Yes this is a life lesson my adulting ass didn’t know I needed and I’m out 80 bucks for an anti-nausea pill. 😒😒😒😒😒
Reblogging for American friends.
Also, it is important [for people receiving medical care in the USA] to carefully read all of the items on the medical bill and look for errors and overcharges. I know that the normal feelings of avoidance and dread can make it hard to look at scary hospital bills, and that’s okay! But as the OP mentions, private orgs like hospitals don’t monitor overpayment of bills – they are motivated to charge you extra – and it is basically impossible to get your money back. Read the bill carefully and make sure that the charges are correct, using the links below for help if you need. If they haven’t sent you an itemized list, you can ask for one. Sometimes you will be charged extra for items or treatment you didn’t receive. Most people don’t know that you can dispute medical bills! But in 2009, Consumer Reports stated that 8 out of 10 medical bills scrutinized by a watchdog had errors, and generally you are not obligated to pay for someone else’s error.

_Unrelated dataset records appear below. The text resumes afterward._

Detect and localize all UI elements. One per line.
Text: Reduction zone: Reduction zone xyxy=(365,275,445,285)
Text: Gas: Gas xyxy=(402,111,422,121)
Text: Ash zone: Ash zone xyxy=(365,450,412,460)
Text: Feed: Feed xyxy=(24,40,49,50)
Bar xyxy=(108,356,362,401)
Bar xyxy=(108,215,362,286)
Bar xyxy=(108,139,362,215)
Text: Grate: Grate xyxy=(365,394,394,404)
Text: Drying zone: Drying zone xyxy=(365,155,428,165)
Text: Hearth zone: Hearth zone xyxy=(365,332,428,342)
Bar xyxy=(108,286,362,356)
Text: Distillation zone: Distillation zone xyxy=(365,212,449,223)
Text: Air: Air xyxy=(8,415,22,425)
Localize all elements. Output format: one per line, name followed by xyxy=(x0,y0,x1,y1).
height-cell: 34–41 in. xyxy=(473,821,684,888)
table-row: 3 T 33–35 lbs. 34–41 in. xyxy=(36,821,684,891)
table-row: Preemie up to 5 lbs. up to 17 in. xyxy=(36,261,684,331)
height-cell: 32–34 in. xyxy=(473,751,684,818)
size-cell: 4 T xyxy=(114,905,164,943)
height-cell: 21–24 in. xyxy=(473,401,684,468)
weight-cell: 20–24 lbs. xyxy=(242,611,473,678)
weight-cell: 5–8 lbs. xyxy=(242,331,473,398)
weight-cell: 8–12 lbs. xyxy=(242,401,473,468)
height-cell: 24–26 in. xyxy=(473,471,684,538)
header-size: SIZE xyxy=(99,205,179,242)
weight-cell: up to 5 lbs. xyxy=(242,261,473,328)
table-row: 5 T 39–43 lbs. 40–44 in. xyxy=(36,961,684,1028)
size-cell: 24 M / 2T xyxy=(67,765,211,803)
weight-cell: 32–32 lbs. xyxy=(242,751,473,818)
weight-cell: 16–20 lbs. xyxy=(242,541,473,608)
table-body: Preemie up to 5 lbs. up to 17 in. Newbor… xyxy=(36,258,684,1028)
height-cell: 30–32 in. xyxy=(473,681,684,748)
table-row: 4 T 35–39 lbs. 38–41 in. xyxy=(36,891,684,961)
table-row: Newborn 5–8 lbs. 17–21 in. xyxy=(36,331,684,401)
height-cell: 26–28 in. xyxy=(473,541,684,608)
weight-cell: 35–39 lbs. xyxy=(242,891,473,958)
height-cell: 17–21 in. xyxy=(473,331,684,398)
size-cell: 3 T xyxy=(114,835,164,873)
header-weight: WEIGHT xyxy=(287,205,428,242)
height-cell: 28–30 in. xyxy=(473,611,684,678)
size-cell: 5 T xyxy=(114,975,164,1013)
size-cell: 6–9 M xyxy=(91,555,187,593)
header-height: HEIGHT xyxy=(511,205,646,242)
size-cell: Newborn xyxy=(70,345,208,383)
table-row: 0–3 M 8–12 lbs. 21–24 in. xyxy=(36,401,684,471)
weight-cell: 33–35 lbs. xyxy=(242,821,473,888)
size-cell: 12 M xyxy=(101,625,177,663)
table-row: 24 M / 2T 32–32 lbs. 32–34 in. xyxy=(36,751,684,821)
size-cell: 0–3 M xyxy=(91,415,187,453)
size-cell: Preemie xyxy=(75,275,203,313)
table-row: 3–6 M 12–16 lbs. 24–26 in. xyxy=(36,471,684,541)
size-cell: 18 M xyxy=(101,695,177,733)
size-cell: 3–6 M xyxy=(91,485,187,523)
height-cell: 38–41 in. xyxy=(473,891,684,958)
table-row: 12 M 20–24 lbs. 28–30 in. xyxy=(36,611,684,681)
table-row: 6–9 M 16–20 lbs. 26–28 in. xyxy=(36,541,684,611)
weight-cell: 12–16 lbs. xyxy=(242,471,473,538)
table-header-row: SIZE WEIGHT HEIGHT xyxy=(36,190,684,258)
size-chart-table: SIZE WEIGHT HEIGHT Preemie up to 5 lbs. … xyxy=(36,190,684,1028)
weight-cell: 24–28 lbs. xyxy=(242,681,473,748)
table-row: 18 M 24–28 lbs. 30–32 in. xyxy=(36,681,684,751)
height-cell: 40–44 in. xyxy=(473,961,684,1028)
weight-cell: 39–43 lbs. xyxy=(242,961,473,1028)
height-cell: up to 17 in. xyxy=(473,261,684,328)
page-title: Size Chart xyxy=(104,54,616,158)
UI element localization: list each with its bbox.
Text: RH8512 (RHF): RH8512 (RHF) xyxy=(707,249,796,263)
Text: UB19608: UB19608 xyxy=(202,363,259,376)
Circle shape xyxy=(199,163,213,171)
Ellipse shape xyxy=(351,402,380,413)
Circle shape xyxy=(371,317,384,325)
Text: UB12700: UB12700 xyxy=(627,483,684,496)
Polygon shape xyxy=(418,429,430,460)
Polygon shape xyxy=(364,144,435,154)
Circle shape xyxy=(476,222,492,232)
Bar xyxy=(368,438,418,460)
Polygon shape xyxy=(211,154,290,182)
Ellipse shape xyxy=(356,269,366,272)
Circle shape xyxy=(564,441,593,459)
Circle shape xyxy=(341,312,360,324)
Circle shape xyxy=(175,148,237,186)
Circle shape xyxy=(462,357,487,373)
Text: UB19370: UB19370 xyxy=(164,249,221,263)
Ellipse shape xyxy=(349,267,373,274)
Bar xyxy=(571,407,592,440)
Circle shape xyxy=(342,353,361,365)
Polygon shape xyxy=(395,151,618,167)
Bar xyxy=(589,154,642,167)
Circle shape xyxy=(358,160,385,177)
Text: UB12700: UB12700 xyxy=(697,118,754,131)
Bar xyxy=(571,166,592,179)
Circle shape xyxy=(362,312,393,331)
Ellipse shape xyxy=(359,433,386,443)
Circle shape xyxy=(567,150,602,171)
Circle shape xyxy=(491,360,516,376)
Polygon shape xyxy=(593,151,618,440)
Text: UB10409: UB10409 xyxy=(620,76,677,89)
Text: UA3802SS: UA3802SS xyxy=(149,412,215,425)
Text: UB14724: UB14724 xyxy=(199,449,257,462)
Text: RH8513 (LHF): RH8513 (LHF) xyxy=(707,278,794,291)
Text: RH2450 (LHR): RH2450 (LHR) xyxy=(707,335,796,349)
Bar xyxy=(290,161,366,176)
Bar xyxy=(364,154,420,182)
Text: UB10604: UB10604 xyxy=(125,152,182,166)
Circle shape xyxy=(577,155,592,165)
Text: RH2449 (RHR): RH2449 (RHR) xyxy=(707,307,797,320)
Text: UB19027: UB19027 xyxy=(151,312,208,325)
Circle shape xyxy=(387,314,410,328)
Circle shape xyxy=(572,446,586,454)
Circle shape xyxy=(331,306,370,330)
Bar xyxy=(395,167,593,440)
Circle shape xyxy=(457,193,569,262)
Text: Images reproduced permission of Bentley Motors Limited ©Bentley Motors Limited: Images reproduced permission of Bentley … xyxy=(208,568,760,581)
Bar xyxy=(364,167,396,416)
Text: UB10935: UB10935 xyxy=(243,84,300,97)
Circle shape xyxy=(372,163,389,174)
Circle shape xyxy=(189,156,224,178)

You may be charged for using medication that you actually brought into the hospital with you – that’s easy to dispute! You may be charged for the consumables used during your stay such as sheets, gloves, gowns, etc – the hospital should actually cover that under its running budget. You may be charged for a brand name drug if the generic was available for cheaper – the links below explain how and when you can dispute this. You may be charged a surprisingly expensive “oral administration fee” (where a nurse puts pills for you to take in a little clean paper cup and then hands it to you) but that’s worth disputing if you were actually able to take the pill out of a bottle and put it in your own mouth. And so on.
8 Things You Should Know About Challenging a Medical Bill (FORBES) (includes links to sites that help you calculate how much a procedure/treatment usually costs in your area, if the costs seem super high)
7 Tips for Fighting and Paying A Huge Medical Bill (FORBES) This explains briefly how to negotiate costs, and payment plans.
10 Common Medical Billing Overcharges You Can Prevent (Bill Advocates) A breakdown of errors and overcharges to double check.
Check medical bills for errors: Overcharges are fairly common, and correcting them can save you thousands of dollars (Consumer Reports) More of the same with links to some groups.